According to Drèze, India is still several decades away from being a cashless economy, and the government needs to focus on effective banking services in rural areas to achieve its financial inclusion goal

FP Staff November 22, 2016 13:04:41 IST
Demonetisation: Black money chase a delusion, political parties may be real targets, says Jean Drèze

There was absolutely no need for the government to demonetise high denomination old currency notes at a time when economy is racing ahead. This has caused a lot of liquidity distress, especially in the rural regions and triggered a steady rise in layoffs and many tragic deaths, development economist Jean Drèze has told The Economic Times in an interview.

According to Drèze, the entire demonetisation exercise in a booming economy is like shooting at the tyres of a racing car.

Demonetisation Black money chase a delusion political parties may be real targets says Jean Drze

Development economist Jean Drèze

The former member of the National Advisory Council during the UPA rule has said the government's statement that the it is a strategy to flush out black money from the system is a mere delusion. The real targets could be political parties who are believed to be cash hoarders that are used during election campaigns, he has said.

"Opposition parties may well be the real targets of the demonetisation move. Being in power, the ruling party is less vulnerable. I am all for preventing fraud among political parties, but this is not the best way to go about it," Drèze has told the newspaper.

Making the high currency notes invalid has pushed rural economy in tatters already, with mandi arrivals of several non-perishable agriculture commodities like cotton, soyabean crashing sharply, according to a report in Reuters.

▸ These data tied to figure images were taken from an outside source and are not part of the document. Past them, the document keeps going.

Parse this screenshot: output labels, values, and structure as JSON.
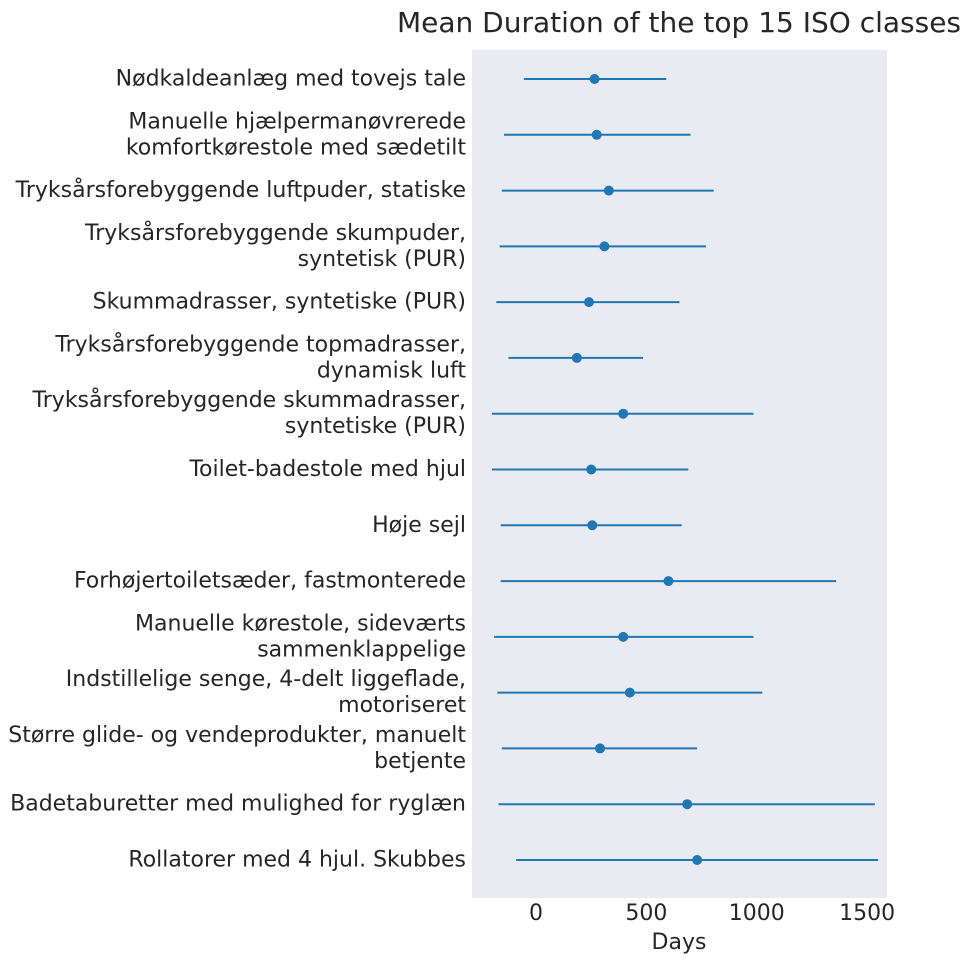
{
  "chart_data": {
    "type": "scatter",
    "title": "Mean Duration of the top 15 ISO classes",
    "xlabel": "Days",
    "ylabel": "",
    "xlim": [
      -290,
      1590
    ],
    "xticks": [
      0,
      500,
      1000,
      1500
    ],
    "grid": false,
    "background": "#eaeaf2",
    "color": "#1f77b4",
    "categories": [
      [
        "Nødkaldeanlæg med tovejs tale"
      ],
      [
        "Manuelle hjælpermanøvrerede",
        "komfortkørestole med sædetilt"
      ],
      [
        "Tryksårsforebyggende luftpuder, statiske"
      ],
      [
        "Tryksårsforebyggende skumpuder,",
        "syntetisk (PUR)"
      ],
      [
        "Skummadrasser, syntetiske (PUR)"
      ],
      [
        "Tryksårsforebyggende topmadrasser,",
        "dynamisk luft"
      ],
      [
        "Tryksårsforebyggende skummadrasser,",
        "syntetiske (PUR)"
      ],
      [
        "Toilet-badestole med hjul"
      ],
      [
        "Høje sejl"
      ],
      [
        "Forhøjertoiletsæder, fastmonterede"
      ],
      [
        "Manuelle kørestole, sideværts",
        "sammenklappelige"
      ],
      [
        "Indstillelige senge, 4-delt liggeflade,",
        "motoriseret"
      ],
      [
        "Større glide- og vendeprodukter, manuelt",
        "betjente"
      ],
      [
        "Badetaburetter med mulighed for ryglæn"
      ],
      [
        "Rollatorer med 4 hjul. Skubbes"
      ]
    ],
    "mean": [
      265,
      275,
      330,
      310,
      240,
      185,
      395,
      250,
      255,
      600,
      395,
      425,
      290,
      685,
      730
    ],
    "lower": [
      -55,
      -145,
      -155,
      -165,
      -180,
      -125,
      -200,
      -200,
      -160,
      -160,
      -190,
      -175,
      -155,
      -170,
      -90
    ],
    "upper": [
      590,
      700,
      805,
      770,
      650,
      485,
      985,
      690,
      660,
      1360,
      985,
      1025,
      730,
      1535,
      1550
    ]
  }
}
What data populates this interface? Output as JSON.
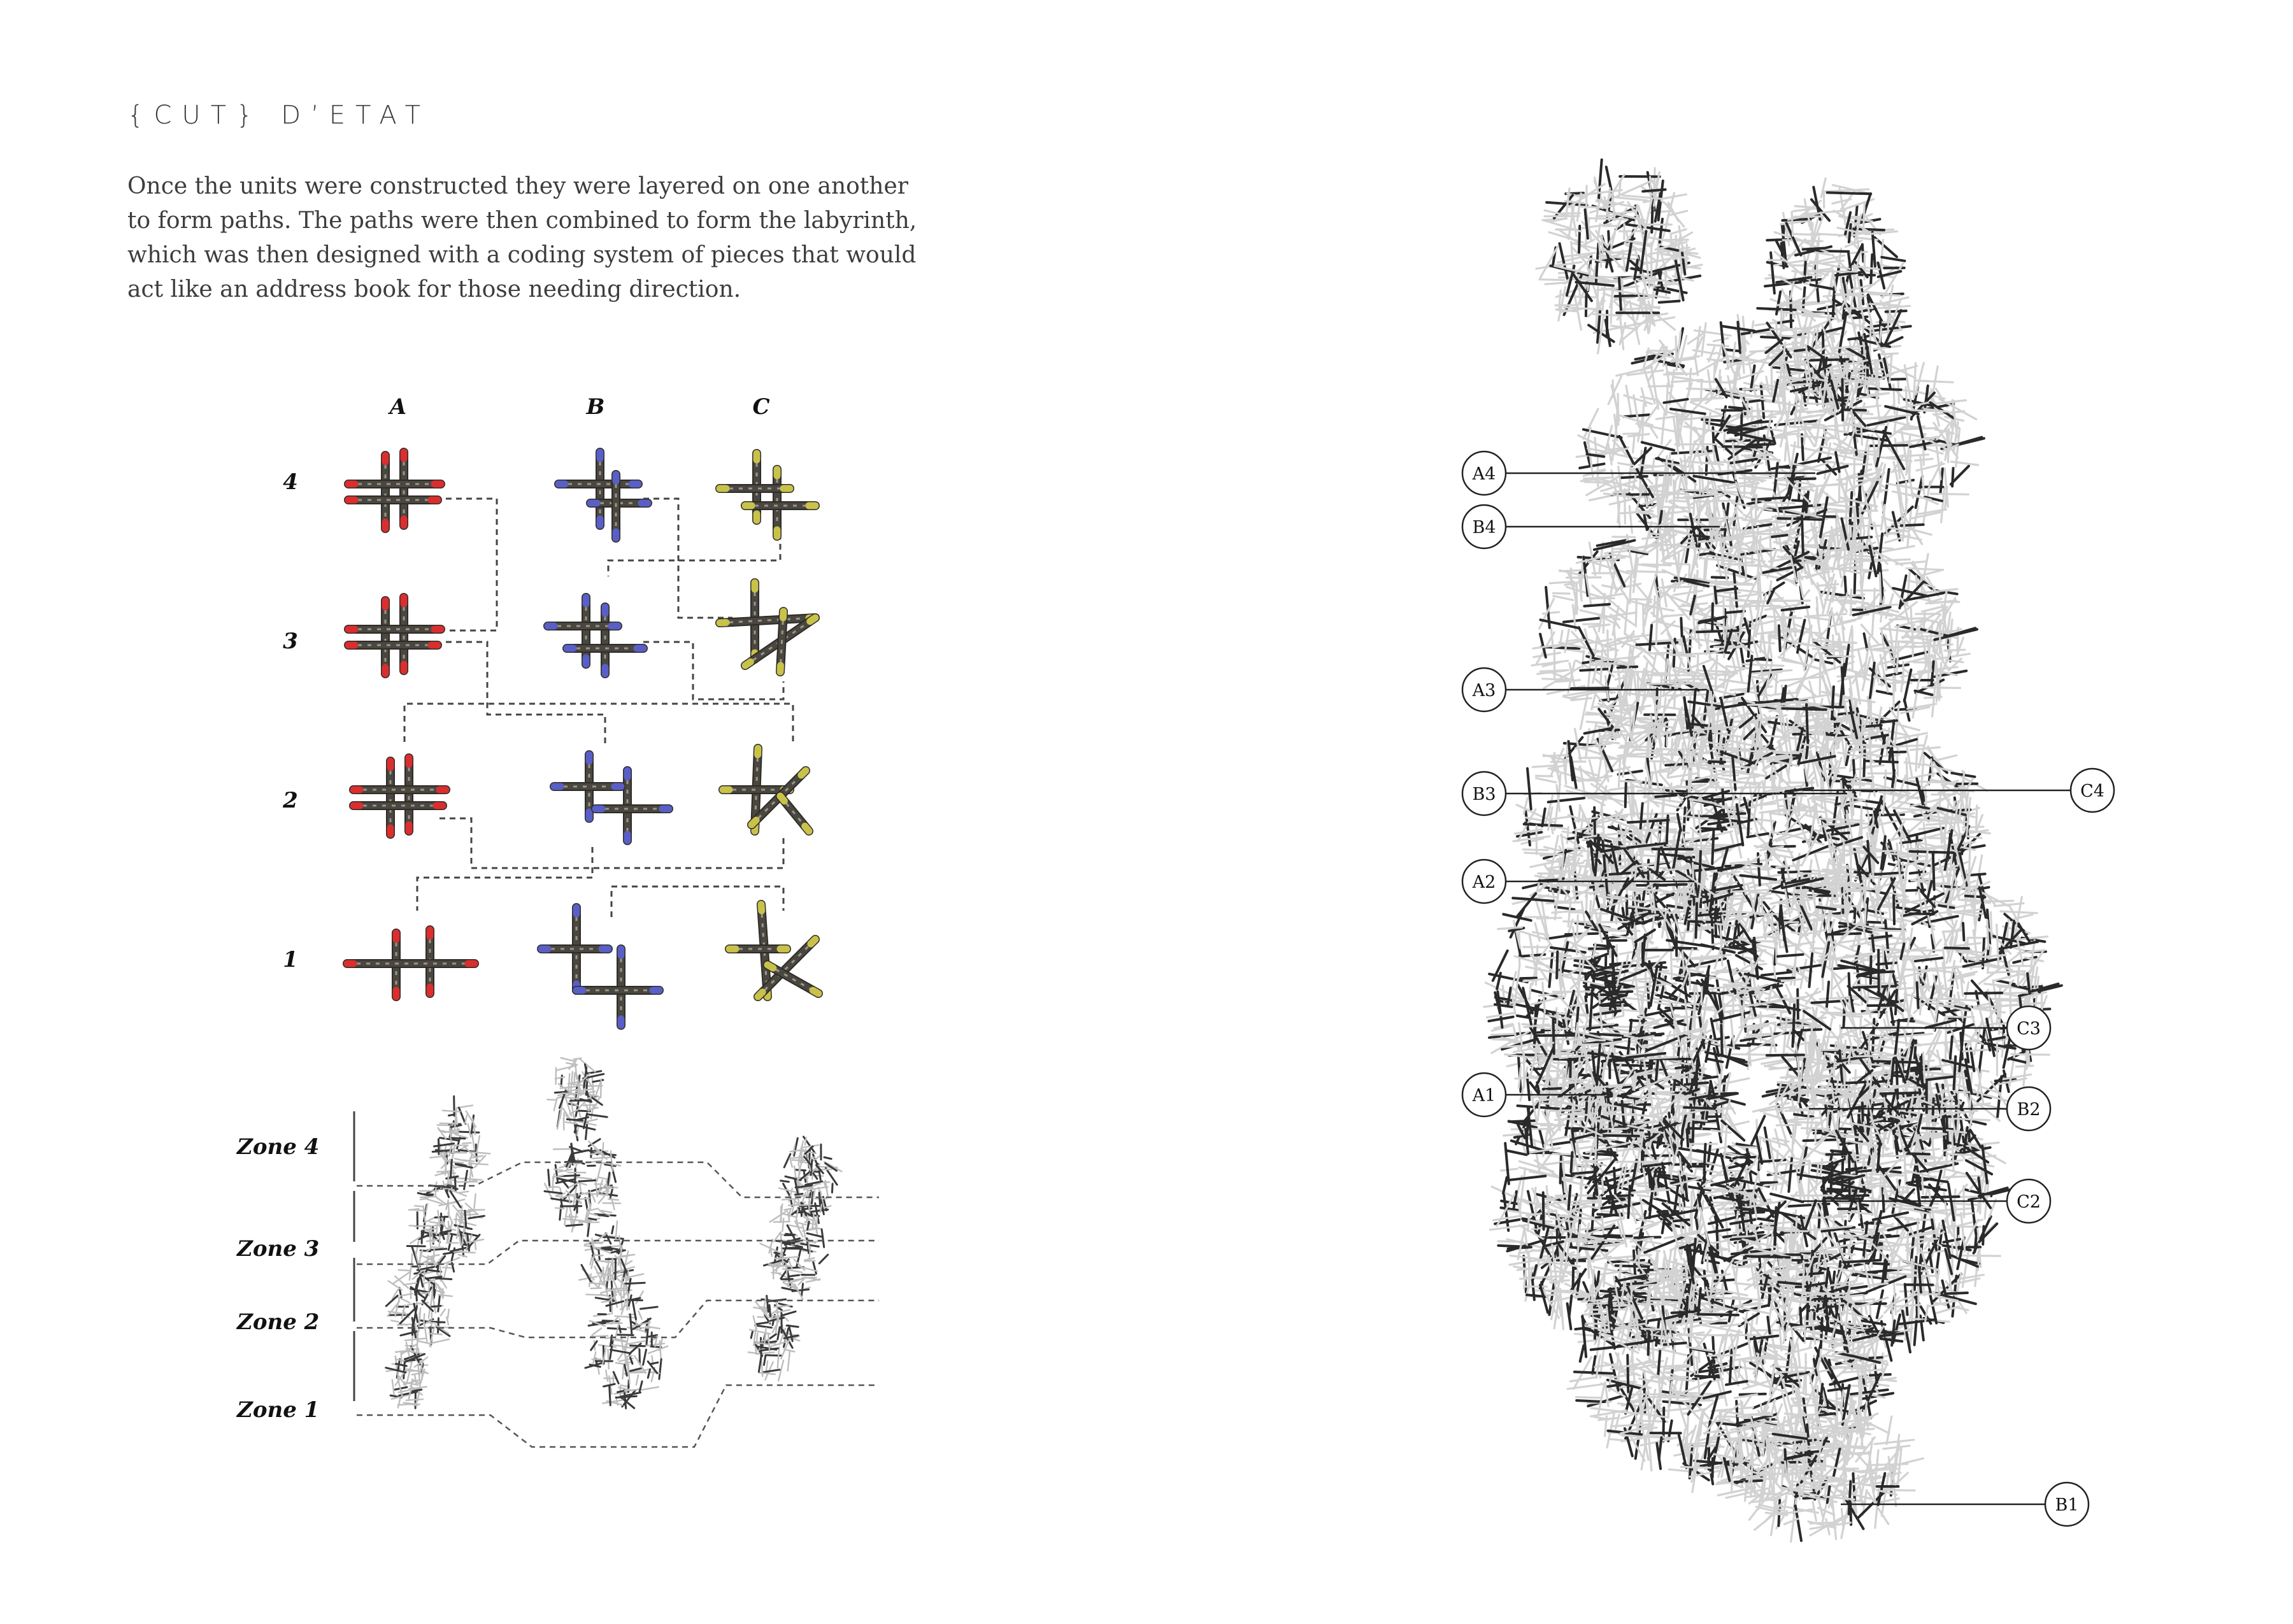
{
  "title": "{CUT} D’ETAT",
  "intro": "Once the units were constructed they were layered on one another to form paths. The paths were then combined to form the labyrinth, which was then designed with a coding system of pieces that would act like an address book for those needing direction.",
  "unit_matrix": {
    "columns": [
      "A",
      "B",
      "C"
    ],
    "rows": [
      "4",
      "3",
      "2",
      "1"
    ],
    "tip_colors": {
      "A": "#d92f2f",
      "B": "#5a5fc6",
      "C": "#c9c24a"
    },
    "body_color": "#4a4740"
  },
  "zones": [
    "Zone 4",
    "Zone 3",
    "Zone 2",
    "Zone 1"
  ],
  "labyrinth": {
    "callouts_left": [
      "A4",
      "B4",
      "A3",
      "B3",
      "A2",
      "A1"
    ],
    "callouts_right": [
      "C4",
      "C3",
      "B2",
      "C2",
      "B1"
    ]
  }
}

The report notes that consumer spending makes up 56 percent of India's $2 trillion economy. But with less stock of smaller denomination notes available and the difficulty to get hold of new bills, consumers are holding back expenditure.

Supply chains at small, medium and even larger companies are breaking down, underlining just how much corporate India - not just the shadow economy - relies on hard cash.

Brokerages have also started revising downwards the growth estimates for the economy. Ambit Capital has said the GDP growth is likely to be 0.5% in the second half of the current fiscal, decelerating from 6.4 percent recorded in the first half of this fiscal. It sees the growth in 2017-18 at 5.8%.

The main reason for the demand slowdown is that the country - not just rural areas but even urban - is not yet ready to make a shift to cashless mode.

Drèze has noted that India is still several decades away from being a cashless economy, and the government needs to focus on effective banking services in rural areas to achieve its financial inclusion goal.

He feels Indian may witness a prolonged economic slowdown in a worst-case scenario once the demonetisation issue fizzles out.